We are happy with our moniker the "Plastic People" and are thrilled that we have become spokespersons for the issue of plastic pollution. We find it is happening not only on Kehoe Beach but on beaches and oceans worldwide. Our exhibit at the Cal Academy last summer expanded our brief to include the issues of unsustainable fisheries and the toxic flow from house-hold waste. We've taken our show on the road, with exhibits and presentations from NYC to Washington DC, from Hong Kong to Tibilisi. We have a dynamic powerpoint Indra's Net that refers to The Jeweled Net of Indra from Hindu mythology—"The great god Indra defeated Ravenna, and to celebrate he laid an infinite gossamer net over the universe. At each juncture of the net he hung a glittering jewel. Every facet of every jewel reflected all the other jewels." Kehoe Beach is a jewel in our net, reflecting the the multiverse å la ROCK.
We use the metaphor of Indra's Net and the idea that everything is connected to everything else to explore geology, biology, history. WHEW!!! Yes, that sounds like a lot to pack into an hour and a half. It was fast paced. We wanted the students to "get" that one place, one tiny dot on the planet can open into multiple interests, can open the world.
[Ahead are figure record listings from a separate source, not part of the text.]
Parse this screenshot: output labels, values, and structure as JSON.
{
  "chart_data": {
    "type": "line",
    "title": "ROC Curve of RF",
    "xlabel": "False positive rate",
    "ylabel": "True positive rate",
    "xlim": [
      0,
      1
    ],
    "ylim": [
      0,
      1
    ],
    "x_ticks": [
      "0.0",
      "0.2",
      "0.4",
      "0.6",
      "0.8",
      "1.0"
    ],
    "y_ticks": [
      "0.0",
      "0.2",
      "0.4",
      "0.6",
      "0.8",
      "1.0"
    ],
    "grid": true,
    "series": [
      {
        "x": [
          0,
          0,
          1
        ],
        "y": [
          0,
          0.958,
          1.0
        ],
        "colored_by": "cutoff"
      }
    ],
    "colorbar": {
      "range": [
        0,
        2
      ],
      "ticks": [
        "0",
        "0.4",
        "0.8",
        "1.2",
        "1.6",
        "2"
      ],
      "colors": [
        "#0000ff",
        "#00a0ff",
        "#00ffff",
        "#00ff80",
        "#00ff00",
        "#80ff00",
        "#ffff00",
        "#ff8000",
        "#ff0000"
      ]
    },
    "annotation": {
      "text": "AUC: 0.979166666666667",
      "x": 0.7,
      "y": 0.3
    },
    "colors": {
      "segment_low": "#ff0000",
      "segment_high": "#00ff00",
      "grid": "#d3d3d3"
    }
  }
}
Here are a few of the topics we touched on:
• History of the environmental movement and its relation to the Point Reyes National Seashore Act
• The Geology of the area: the meeting of two tectonic plates in the rift valley of the San Andreas Fault
• Use of art and creative thinking to build energy for action
• Influences from art history
• Recovery of endangered species on Kehoe Beach—Peregrine Falcon and the Snowy Plover
• The anthropology of plastic objects—research and story telling
• The mythology of progress
• Household toxic waste
WHEW!!! Yes, that sounds like a lot to pack into an hour and a half. It was fast paced. We wanted the students to "get" that one place, one tiny dot on the planet can open into multiple interests, can open the world.
It was pretty much a snark-free zone in the Little Theatre at Drake and we ended with Green Sangha's "Plastic State of Mind" Check it out. You'll be tapping your toes and shouting hallelujah!!!
*Sir Francis Drake High School in San Anselmo, CA is named after Sir Francis Drake the English privateer and Naval Hero who purportedly landed in the area in 1579. As vice admiral from 1577 to 1580 he carried out the second circumnavigation of the world. In these parts the 16th-century sea captain is the namesake for Drakes Bay, Drakes Estero and Drakes Beach Cafe. Sir Francis Drake High School is on Marin’s most critical east-west thoroughfare, Sir Francis Drake Boulevard that runs the from the west coast of Marin County to the trail head for the Point Reyes Lighthouse at the south end of the Point Reyes Peninsula.